3. During an interview on 01/31/11 at 1:55 PM, Staff A, Chief Nursing Officer, stated that the facility has not completed specific education addressing the training requirements for physicians regarding the use of restraint or seclusion. Staff A stated that there is no tracking mechanism to ensure physicians were trained.
4. Record review of the credentialing file on 03/31/11, for Staff N, ED Medical Director, showed no evidence that this physician was trained on the facility's restraint policy.
Tag No.: A0206
Based on interview, restraint training review, and personnel file review, the facility failed to ensure staff providing care for patients in restraints received basic first aid training related to restraint use. This facility failure has the potential to affect all patients placed in restraints. The facility census was 45.
Findings included:
1. During an interview on 03/31/11 at 1:40 PM, Staff C, Quality Director, stated that staff is not trained in first aid as related to restraint use. Staff C stated that he/she was not aware of this requirement.

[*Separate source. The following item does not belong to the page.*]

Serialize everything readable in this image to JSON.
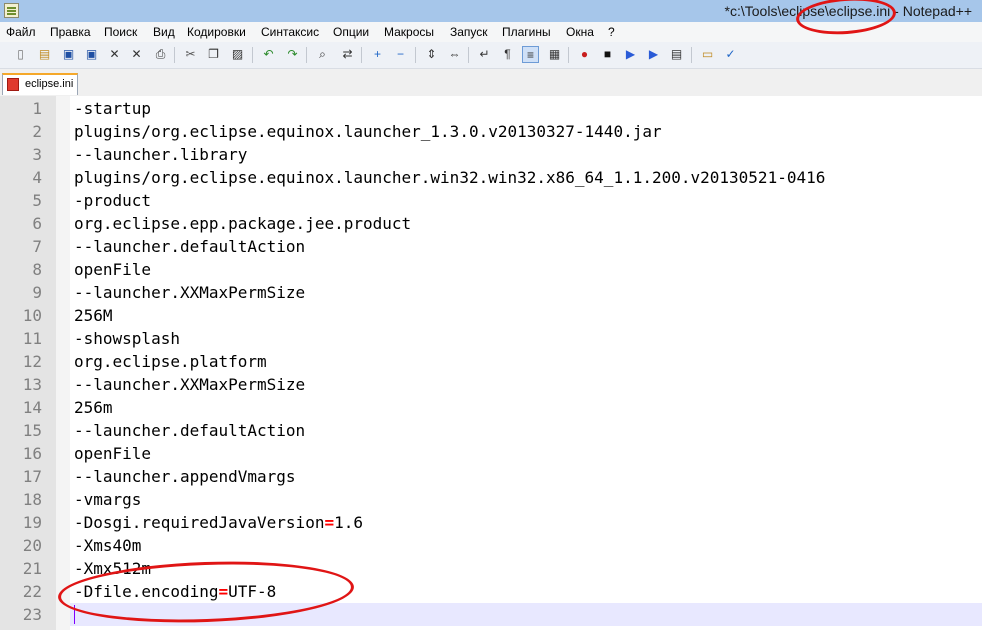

2. During an interview on 03/31/11 at 1:55 PM, Staff A, Chief Nursing Officer, stated that staff is not trained in first aid as related to restraint use.
3. Review of the facility's restraint training binder showed no training in the use of first aid as related to restraint use.
4. Review of eight (8) personnel records for registered nurses and clinical nursing assistants showed no evidence of first aid training related to restraint use.